[Xen-devel] RE: [PATCH] Unmmap guest's EPT mapping for poison me

To:	Tim Deegan <Tim.Deegan@xxxxxxxxxx>
Subject:	[Xen-devel] RE: [PATCH] Unmmap guest's EPT mapping for poison memory
From:	"Jiang, Yunhong" <yunhong.jiang@xxxxxxxxx>
Date:	Wed, 14 Jul 2010 21:56:28 +0800
Accept-language:	en-US
Acceptlanguage:	en-US
Cc:	xen-devel <xen-devel@xxxxxxxxxxxxxxxxxxx>, Keir Fraser <Keir.Fraser@xxxxxxxxxxxxx>
Delivery-date:	Wed, 14 Jul 2010 06:57:41 -0700
Envelope-to:	www-data@xxxxxxxxxxxxxxxxxxx
In-reply-to:	<20100714092808.GB13291@xxxxxxxxxxxxxxxxxxxxxxx>
List-help:	<mailto:xen-devel-request@lists.xensource.com?subject=help>
List-id:	Xen developer discussion <xen-devel.lists.xensource.com>
List-post:	<mailto:xen-devel@lists.xensource.com>
List-subscribe:	<http://lists.xensource.com/mailman/listinfo/xen-devel>, <mailto:xen-devel-request@lists.xensource.com?subject=subscribe>
List-unsubscribe:	<http://lists.xensource.com/mailman/listinfo/xen-devel>, <mailto:xen-devel-request@lists.xensource.com?subject=unsubscribe>
References:	<789F9655DD1B8F43B48D77C5D30659731F571361@xxxxxxxxxxxxxxxxxxxxxxxxxxxx> <20100714092808.GB13291@xxxxxxxxxxxxxxxxxxxxxxx>
Sender:	xen-devel-bounces@xxxxxxxxxxxxxxxxxxx
Thread-index:	AcsjNvNJG9wGWOzoSHmbKgF2xhFpwQAI2QMw
Thread-topic:	[PATCH] Unmmap guest's EPT mapping for poison memory

>-----Original Message-----
>From: Tim Deegan [mailto:Tim.Deegan@xxxxxxxxxx]
>Sent: Wednesday, July 14, 2010 5:28 PM
>To: Jiang, Yunhong
>Cc: Keir Fraser; xen-devel
>Subject: Re: [PATCH] Unmmap guest's EPT mapping for poison memory
>
>Hi,
>
>At 08:41 +0100 on 14 Jul (1279096872), Jiang, Yunhong wrote:
>> diff -r bf51b671f269 xen/arch/x86/cpu/mcheck/vmce.c
>> --- a/xen/arch/x86/cpu/mcheck/vmce.c Mon Jul 12 13:59:39 2010 +0800
>> +++ b/xen/arch/x86/cpu/mcheck/vmce.c Mon Jul 12 14:30:21 2010 +0800
>> @@ -558,3 +558,28 @@ int is_vmce_ready(struct mcinfo_bank *ba
>>
>>      return 0;
>>  }
>> +
>> +/* Now we only have support for HAP guest */
>> +int unmmap_broken_page(struct domain *d, unsigned long mfn, unsigned long
>gfn)
>> +{
>> +    /* Always trust dom0 */
>> +    if ( d == dom0 )
>> +        return 0;
>> +
>> +    if (is_hvm_domain(d) && (paging_mode_hap(d)) )
>> +    {
>> +        p2m_type_t pt;
>> +
>> +        gfn_to_mfn_query(d, gfn, &pt);
>> +        /* What will happen if is paging-in? */
>> +        if ( pt == p2m_ram_rw )
>
>Or any of the other types?  This should be called for ram_ro, and
>ram_logdirty certainly, and probably mmio_direct too.

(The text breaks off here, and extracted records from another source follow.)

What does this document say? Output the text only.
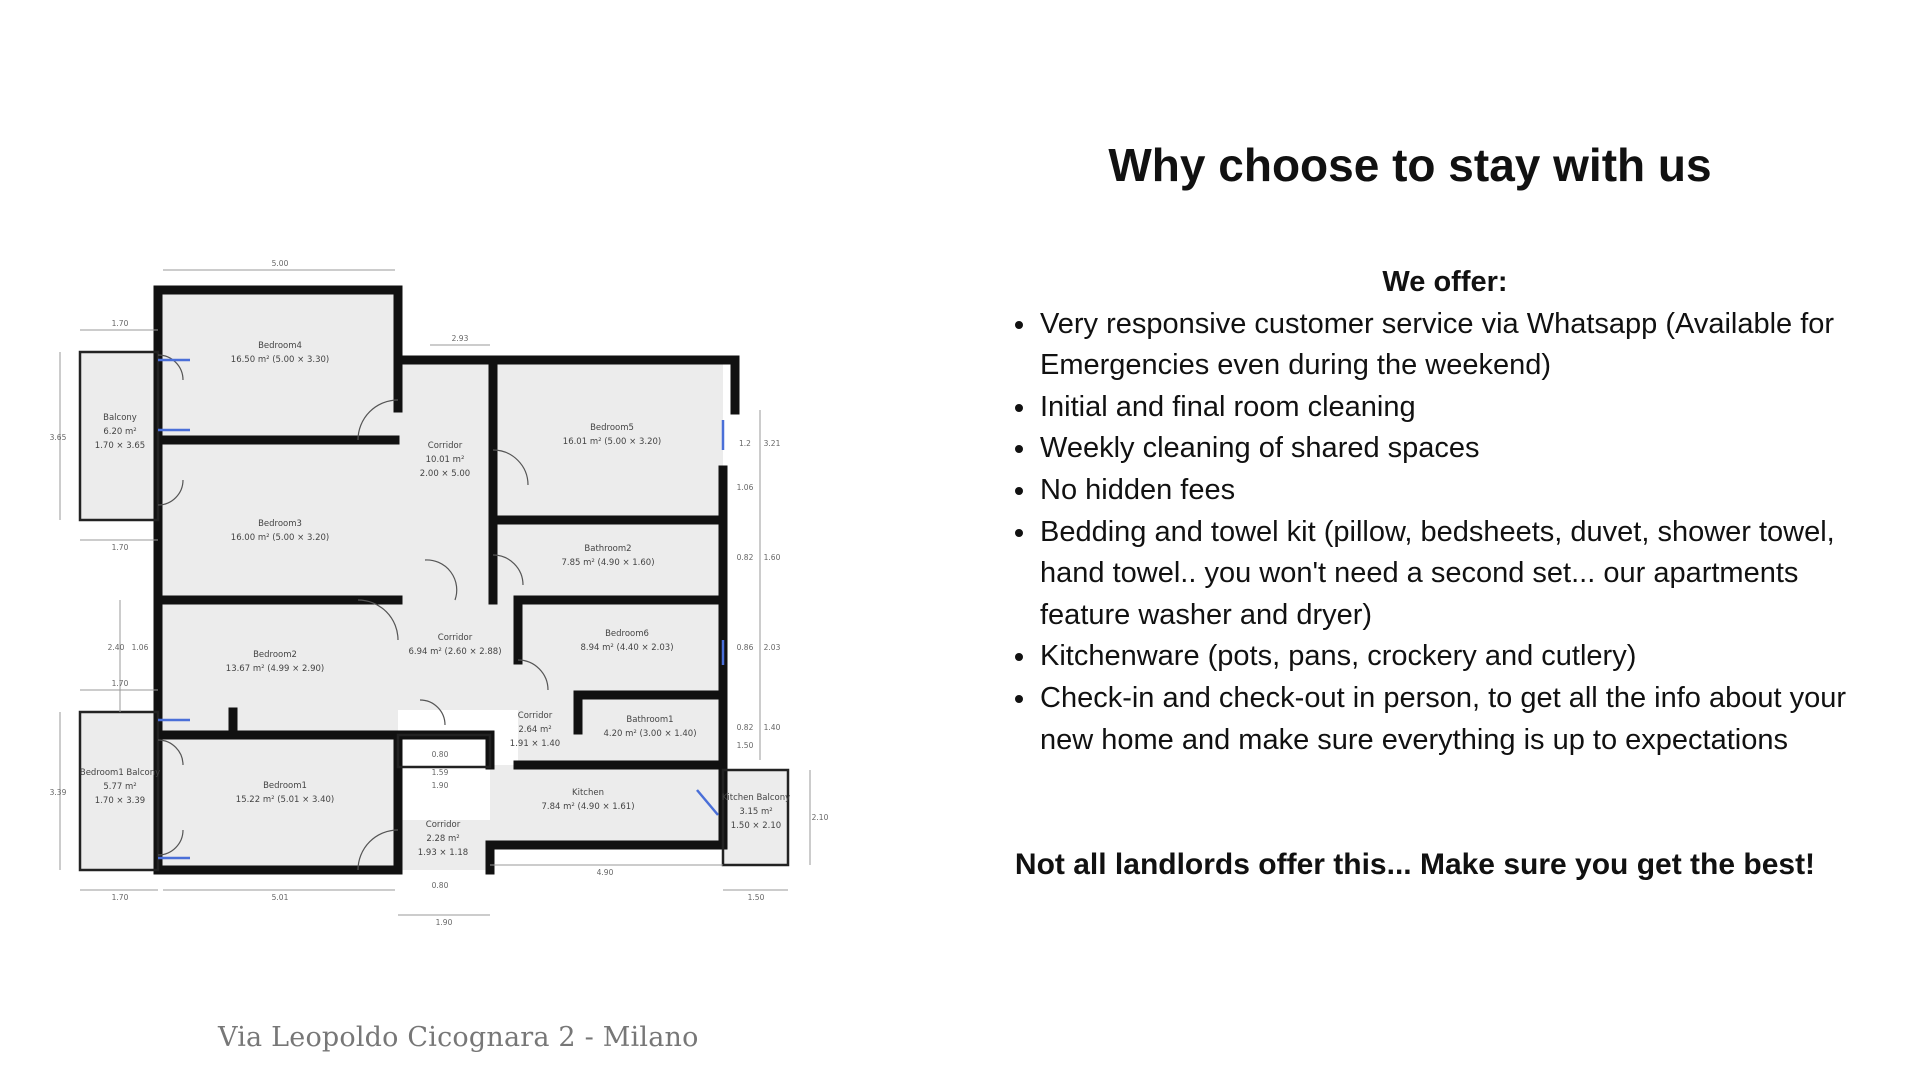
Bedroom4
16.50 m² (5.00 × 3.30)
Balcony
6.20 m²
1.70 × 3.65	Corridor
10.01 m²
2.00 × 5.00
Bedroom5
16.01 m² (5.00 × 3.20)
Bedroom3
16.00 m² (5.00 × 3.20)
Bathroom2
7.85 m² (4.90 × 1.60)
Bedroom2
13.67 m² (4.99 × 2.90)
Corridor
6.94 m² (2.60 × 2.88)
Bedroom6
8.94 m² (4.40 × 2.03)
Corridor
2.64 m²
1.91 × 1.40
Bathroom1
4.20 m² (3.00 × 1.40)
Bedroom1 Balcony
5.77 m²
1.70 × 3.39
Bedroom1
15.22 m² (5.01 × 3.40)
Kitchen
7.84 m² (4.90 × 1.61)
Kitchen Balcony
3.15 m²
1.50 × 2.10
Corridor
2.28 m²
1.93 × 1.18
5.00
1.70
2.93
3.65
1.70
2.40 1.06
1.70
3.39
1.70	5.01
1.90
4.90
1.50
2.10
1.2 3.21
1.06
0.82 1.60
0.86 2.03
0.82 1.40
1.50
0.80
1.59
1.90
0.80
Via Leopoldo Cicognara 2 - Milano
Why choose to stay with us

We offer:

• Very responsive customer service via Whatsapp (Available for Emergencies even during the weekend)
• Initial and final room cleaning
• Weekly cleaning of shared spaces
• No hidden fees
• Bedding and towel kit (pillow, bedsheets, duvet, shower towel, hand towel.. you won't need a second set... our apartments feature washer and dryer)
• Kitchenware (pots, pans, crockery and cutlery)
• Check-in and check-out in person, to get all the info about your new home and make sure everything is up to expectations

Not all landlords offer this... Make sure you get the best!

Yes, we need consider rw/ro/logdirty. Thanks for remind and will fix it. But 
why should we cover mmio_direct? Can you please give some hints?

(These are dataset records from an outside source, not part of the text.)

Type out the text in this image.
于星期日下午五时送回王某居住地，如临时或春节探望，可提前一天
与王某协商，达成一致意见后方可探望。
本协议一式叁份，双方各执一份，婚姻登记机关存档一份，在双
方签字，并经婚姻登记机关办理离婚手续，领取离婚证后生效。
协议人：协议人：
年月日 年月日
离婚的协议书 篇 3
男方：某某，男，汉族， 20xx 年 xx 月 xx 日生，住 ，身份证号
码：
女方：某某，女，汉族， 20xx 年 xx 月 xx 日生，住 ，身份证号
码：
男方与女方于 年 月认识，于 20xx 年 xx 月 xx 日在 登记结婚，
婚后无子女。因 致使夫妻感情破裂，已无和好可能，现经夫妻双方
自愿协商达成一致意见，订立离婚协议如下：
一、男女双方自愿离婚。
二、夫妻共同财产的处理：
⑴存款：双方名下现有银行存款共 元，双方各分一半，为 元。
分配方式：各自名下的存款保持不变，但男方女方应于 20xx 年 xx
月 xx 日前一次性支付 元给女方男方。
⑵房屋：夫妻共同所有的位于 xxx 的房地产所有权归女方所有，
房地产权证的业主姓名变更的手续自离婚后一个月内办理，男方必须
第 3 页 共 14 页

For ram_shared, it deserve more consideration, seems currently the shared 
memory situation is not handled in the whole offline page flow.

>
>I'm not sure that it's safe to nobble other types - e.g. changing from
>grant_map_*, paging_* or ram_shared might break state-machines/refcounts
>elsewhere.

I think this code does not change anything for the refcounts, we simply destroy 
the guest.
Or you mean race happens when other components is changing the p2m table also? 
I assume that should be ok since we only query the type and destroy the guest. 
Did I missed anything?

>
>Actually wouldn't it be be better to encode brokenness in the frametable

Encode brokeness in frametable is done already. But that is only a mark, and 
that page will not be allocated anymore. If the page is being used by guest, we 
need unmap for the guest, so that guest can't access the memory anymore.

The background here is: In some platform, system can find poison memory through 
like memory scrubbing or L3 cache explicit write back (i.e. async memory 
checking, not in current context). However, whenenever the poison memory is 
accessed, it will cause fatal MCE and system crash. So we need make sure the 
guest can't access the broken memory.

>instead of the P2M and then forbid new mappings of broken MFNs?  It's
>not really a property of the PFN (wasn't there a patch series a while
>ago that swapped broken MFNs under a VM's feet?).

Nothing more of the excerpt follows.